Ohio State University, Columbus, OH
Jeffrey Alan Jones , Malgorzata Wach , Tadeusz Robak , Jennifer R. Brown , Alexander R. Menter , Elizabeth Vandenberghe , Loic Ysebaert , Nina D. Wagner-Johnston , Jonathan Polikoff , Huda S. Salman , Kerry McDonald Taylor , Steven Coutre , Stephen Edward Forbes Spurgeon , Stephan Disean Kendall , Ian Flinn , Lyndah Dreiling , Ronald Dubowy , Yoonjin Cho , Sissy Peterman , Carolyn Owen
Background: IDELA (Zydelig) is a selective oral PI3Kδ inhibitor approved in combination with rituximab for previously treated pts with CLL. This open-label study (NCT01659021) compared IDELA + OFA v OFA in pts with relapsed CLL. Methods: Pts with CLL progressing ≤ 24 mo from last therapy, who had received ≥ 2 cycles of a purine analogue or bendamustine, were randomized 2:1 to either Arm A (IDELA 150 mg BID continuously plus OFA, 300 mg IV wk 1, then 1 gm IV wkly x 7 and q 4 wk x 4) or Arm B (OFA, same as Arm A except 2 gm was substituted for 1 gm dosing). Stratification was performed for relapsed v refractory, del17p and/or TP53 mutation, and IGHV mutation. IRC-assessed response and PD based on imaging using modified IWCLL 2008 criteria. The 1° endpoint was PFS and 2° endpoints were confirmed ORR, lymph node response (LNR), OS, PFS in pts with del(17p) and/or TP53 mutation, and CR rate. Results are from the final analysis. Results: Pt attributes were balanced in the 2 arms: Med age 67; Rai II/III/IV 18/13/51%, med no. prior regimens 3, refractory 49%, del17p/TP53mut 40%, IGHVunmut 78%. Exposure, disposition, and efficacy are shown in Table.
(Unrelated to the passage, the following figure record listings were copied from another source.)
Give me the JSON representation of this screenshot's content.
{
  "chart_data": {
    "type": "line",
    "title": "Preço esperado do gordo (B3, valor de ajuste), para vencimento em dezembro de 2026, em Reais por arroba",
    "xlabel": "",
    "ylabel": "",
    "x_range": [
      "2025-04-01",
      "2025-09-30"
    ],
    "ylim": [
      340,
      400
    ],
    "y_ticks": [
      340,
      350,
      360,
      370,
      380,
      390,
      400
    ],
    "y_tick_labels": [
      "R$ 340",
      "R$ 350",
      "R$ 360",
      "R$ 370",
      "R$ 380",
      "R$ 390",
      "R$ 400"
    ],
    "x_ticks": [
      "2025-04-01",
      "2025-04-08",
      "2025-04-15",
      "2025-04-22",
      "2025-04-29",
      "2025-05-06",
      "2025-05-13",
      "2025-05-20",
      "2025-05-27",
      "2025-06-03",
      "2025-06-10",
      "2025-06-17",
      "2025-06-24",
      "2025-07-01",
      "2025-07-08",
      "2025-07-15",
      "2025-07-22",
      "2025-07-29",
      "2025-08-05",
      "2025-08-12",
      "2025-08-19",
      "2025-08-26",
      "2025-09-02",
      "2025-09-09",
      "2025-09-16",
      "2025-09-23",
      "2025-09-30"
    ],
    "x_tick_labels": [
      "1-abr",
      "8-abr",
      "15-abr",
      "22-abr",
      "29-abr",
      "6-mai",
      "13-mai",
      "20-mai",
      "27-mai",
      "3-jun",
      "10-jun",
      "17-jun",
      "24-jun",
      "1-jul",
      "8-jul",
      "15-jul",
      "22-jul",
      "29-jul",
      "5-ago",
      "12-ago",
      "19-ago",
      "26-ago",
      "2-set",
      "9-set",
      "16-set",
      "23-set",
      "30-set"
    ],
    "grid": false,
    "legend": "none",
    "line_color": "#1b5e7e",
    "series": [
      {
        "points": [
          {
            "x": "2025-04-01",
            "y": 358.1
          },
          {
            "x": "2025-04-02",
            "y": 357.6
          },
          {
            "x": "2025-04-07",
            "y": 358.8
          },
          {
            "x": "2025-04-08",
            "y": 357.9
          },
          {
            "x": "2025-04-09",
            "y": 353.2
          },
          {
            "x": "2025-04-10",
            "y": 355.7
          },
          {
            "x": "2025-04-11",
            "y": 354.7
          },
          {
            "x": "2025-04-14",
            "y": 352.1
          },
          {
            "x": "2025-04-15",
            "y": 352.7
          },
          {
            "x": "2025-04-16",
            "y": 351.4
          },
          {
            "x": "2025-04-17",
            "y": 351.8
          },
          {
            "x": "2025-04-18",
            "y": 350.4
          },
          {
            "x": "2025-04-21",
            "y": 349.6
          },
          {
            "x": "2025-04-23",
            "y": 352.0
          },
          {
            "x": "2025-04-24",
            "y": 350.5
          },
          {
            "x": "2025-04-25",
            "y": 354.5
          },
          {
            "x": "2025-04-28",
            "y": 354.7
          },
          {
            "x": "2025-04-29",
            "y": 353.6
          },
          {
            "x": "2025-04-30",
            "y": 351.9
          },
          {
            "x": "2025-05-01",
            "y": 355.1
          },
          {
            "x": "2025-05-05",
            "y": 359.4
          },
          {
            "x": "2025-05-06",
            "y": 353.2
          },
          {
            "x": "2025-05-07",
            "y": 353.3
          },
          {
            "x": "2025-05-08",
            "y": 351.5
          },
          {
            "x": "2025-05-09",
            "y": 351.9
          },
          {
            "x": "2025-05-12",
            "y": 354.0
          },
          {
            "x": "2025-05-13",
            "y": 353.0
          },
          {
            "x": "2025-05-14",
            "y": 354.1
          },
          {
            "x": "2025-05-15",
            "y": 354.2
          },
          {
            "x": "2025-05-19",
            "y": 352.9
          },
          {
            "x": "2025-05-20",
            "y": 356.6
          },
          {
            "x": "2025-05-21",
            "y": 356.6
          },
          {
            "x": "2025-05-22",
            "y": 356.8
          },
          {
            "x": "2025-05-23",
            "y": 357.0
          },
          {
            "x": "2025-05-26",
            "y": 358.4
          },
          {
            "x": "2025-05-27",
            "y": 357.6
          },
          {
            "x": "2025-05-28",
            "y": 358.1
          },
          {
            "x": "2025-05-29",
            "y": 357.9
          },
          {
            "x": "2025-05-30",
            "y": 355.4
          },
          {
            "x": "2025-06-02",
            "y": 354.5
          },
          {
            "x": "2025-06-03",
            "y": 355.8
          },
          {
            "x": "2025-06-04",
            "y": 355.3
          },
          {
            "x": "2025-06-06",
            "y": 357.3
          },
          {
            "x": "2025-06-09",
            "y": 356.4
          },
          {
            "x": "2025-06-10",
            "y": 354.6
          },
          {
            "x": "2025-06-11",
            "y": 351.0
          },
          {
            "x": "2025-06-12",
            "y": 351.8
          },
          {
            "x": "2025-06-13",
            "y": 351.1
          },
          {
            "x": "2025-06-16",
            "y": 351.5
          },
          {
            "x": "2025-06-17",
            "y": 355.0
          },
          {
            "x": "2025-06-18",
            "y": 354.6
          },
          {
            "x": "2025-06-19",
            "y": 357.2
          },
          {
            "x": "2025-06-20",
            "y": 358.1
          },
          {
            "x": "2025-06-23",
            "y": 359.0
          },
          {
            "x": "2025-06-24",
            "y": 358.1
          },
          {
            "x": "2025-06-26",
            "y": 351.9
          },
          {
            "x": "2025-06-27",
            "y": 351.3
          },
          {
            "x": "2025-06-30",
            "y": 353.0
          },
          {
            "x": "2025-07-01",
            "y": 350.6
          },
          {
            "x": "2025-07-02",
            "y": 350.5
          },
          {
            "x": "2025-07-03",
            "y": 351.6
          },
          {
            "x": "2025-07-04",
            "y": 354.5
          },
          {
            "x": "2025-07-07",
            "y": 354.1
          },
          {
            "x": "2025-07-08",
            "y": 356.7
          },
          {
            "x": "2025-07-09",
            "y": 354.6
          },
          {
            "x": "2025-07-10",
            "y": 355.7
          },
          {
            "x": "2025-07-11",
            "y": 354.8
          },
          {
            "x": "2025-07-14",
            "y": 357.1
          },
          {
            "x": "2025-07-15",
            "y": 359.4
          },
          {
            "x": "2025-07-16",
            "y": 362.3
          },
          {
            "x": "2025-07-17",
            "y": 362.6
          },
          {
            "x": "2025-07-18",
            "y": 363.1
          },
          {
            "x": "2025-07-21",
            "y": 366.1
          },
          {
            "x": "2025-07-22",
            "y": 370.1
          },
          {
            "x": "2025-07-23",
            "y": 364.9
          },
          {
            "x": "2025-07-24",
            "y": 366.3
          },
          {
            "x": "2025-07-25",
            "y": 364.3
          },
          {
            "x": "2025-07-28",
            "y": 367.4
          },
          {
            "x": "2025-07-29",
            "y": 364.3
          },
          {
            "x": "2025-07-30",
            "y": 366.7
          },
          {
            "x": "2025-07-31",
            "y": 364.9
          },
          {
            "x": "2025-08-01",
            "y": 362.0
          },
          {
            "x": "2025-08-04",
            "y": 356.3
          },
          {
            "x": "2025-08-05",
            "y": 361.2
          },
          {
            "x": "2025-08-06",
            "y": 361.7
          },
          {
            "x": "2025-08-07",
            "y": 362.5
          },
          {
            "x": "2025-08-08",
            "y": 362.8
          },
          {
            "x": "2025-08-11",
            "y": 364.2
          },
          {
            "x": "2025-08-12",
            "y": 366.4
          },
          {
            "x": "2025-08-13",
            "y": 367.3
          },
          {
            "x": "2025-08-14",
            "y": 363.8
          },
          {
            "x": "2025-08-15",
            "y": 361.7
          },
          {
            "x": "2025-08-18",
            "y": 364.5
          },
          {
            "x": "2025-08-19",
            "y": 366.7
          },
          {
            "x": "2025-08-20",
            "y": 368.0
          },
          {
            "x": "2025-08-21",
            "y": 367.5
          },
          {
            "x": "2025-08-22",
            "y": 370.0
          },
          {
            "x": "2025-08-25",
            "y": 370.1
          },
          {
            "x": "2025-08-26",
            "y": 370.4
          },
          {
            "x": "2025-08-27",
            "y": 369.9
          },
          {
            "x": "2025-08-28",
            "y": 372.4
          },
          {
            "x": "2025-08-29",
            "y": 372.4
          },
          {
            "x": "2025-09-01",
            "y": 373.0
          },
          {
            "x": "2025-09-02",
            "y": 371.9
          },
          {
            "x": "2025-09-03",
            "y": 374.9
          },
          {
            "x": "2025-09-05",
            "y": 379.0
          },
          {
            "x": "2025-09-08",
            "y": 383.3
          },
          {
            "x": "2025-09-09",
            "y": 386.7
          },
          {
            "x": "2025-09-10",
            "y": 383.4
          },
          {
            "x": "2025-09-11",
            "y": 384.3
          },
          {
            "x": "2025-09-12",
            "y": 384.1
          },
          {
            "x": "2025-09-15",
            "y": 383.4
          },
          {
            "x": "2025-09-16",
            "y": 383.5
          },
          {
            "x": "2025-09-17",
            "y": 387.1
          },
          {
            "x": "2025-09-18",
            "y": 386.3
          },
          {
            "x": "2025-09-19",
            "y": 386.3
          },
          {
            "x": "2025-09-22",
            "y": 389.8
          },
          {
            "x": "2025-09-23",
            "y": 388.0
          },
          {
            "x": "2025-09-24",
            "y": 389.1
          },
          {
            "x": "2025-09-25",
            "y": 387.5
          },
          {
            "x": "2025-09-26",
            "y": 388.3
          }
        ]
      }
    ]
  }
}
Results were consistent across risk groups. Gr ≥ 3 AEs in Arm A included diarrhea/colitis (20.2%), pneumonia (12.7%), and febrile neutropenia (11.6%). Conclusion: IDELA + OFA yielded superior PFS, ORR, and LNR compared to OFA in relapsed CLL, including within high-risk subgroups. Safety was manageable with a profile similar to that previously observed in CLL trials. The open label design may have led to an imbalance in dropout, with a higher rate in Arm B. Clinical trial information: NCT01659021
Arm A (IDELA/OFA) | Arm B (OFA) | HR / OR2 | |
---|---|---|---|
Pts randomized/dosed | 174/173 | 87/86 | |
Months on study (range) | 13.6 (1.1-24)1 | 5.8 (0-20) | |
Reason for study D/C3 (%) | |||
PD | 34 (19.5) | 41 (47.1) | |
Death | 22 (12.6) | 6 (6.9) | |
AE / MD decision | 21 (12) | 19 (21.8) | |
Withdrew consent/other | 13 (7.5) | 15 (17.2) | |
Med PFS, mo | 16.3 | 8.0 | HR = 0.27, p < 0.00014 |
ORR, % | 75.3 | 18.4 | OR = 15.9, p < 0.00014 |
LNR, % | 93.3 | 4.9 | OR = 487, p < 0.00014 |
Med OS, mo | 20.9 | 19.4 | HR = 0.74, p = 0.27 |
Med PFS: del17p/TP53mut, mo | 13.7 | 5.8 | HR = 0.33, p < 0.0001 |
1IDELA med exposure 12.3 mo (0.2-23.9); 2odds ratio; 3per MD; 4null hypothesis formally rejected.